A tiny raft floats down the Colorado River on the famous Ruby-Horsethief section, set between stark orange sandstone walls.
I Spy: a tiny raft floating the Colorado River on the Ruby-Horsethief section. Photo by Josette Deschambeault

If you missed out on a permit for the Big Ditch, take a flyer on the “Little Grand Canyon” this fall. This 25-mile, Class I/II float showcases lookalike orange sandstone, plus Vishnu schist—the same stuff that’s exposed in the Grand Canyon. Turn this Colorado rafting classic into an easy overnight for first-time rowers or a laidback three-day weekend by overnighting at any of the 33 campsites along the banks. (Build time into your itinerary for side hikes and exploration.) Reservation permits are required, and make sure you check in with a friendly neighborhood river ranger at the Loma launch.

Upper Colorado River: Cottonwood Island to Dotsero

Yellow aspens dot the mountainsides along the dark flatwater on the Upper Colorado River between Cottonwood Island and Dotsero.
Yellow underbrush peppers the banks and golden aspens dot the mountainsides along the Upper Colorado River between Cottonwood Island and Dotsero. Photo by Josette Deschambeault

Don’t let the easy classification of this float fool you into mistaking it for a snoozer. With A-plus fly-fishing, plenty of livestock poking around the riverbank, and a driftwood lean-to that’s bigger than some houses, there’s plenty to keep you occupied. Perfect for newer rowers, this shorter section serves up pretty reliable water, too. (You can make it a longer run by starting about 20 miles farther upriver at the Burns put-in.) Take advantage of sandy beaches for picnicking or a chance to stretch your legs, and drink in the first notes of Colorado’s high-country autumn color show.
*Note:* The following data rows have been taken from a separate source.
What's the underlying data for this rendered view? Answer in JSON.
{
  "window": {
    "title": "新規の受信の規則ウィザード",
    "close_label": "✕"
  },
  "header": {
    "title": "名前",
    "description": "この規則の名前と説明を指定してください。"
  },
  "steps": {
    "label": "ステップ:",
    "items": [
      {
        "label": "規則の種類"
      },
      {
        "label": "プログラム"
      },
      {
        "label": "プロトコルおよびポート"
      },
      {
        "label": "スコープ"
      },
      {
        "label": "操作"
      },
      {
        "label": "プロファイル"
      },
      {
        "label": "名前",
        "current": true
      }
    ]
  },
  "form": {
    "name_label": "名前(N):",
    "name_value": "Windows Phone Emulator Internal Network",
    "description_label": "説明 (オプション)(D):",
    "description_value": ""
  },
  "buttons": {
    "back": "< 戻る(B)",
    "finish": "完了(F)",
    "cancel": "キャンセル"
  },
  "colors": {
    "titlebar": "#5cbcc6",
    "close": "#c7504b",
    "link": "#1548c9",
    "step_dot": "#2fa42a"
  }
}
Upper Colorado River: Pumphouse to State Bridge

Radium Hot Springs in the foreground of a photograph of the Upper Colorado River coursing through a canyon shrouded in evergreens.
Warm up in Radium Hot Springs along the route from Pumphouse to State Bridge on the Upper Colorado River. Photo by Josette Deschambeault

Variety reigns supreme between the Pumphouse and State Bridge rec areas on this ribbon of water. A bazillion easy-access put-ins mean you can plan the perfect trip for your time and pace (or easily work with varying water levels). If you can swing it, run the whole 15 miles to catch rapids like Eye of the Needle and Yarmony, plus Radium Hot Springs, a bubbler big enough for the whole crew on river left. (Hot water mixes with the river to create a pleasant 80-degree soak.) If you can’t raft the entire length, take out at Rancho Del Rio or Yarmony Bridge and revel in the fact that you, my friend, still got in a great day on the water.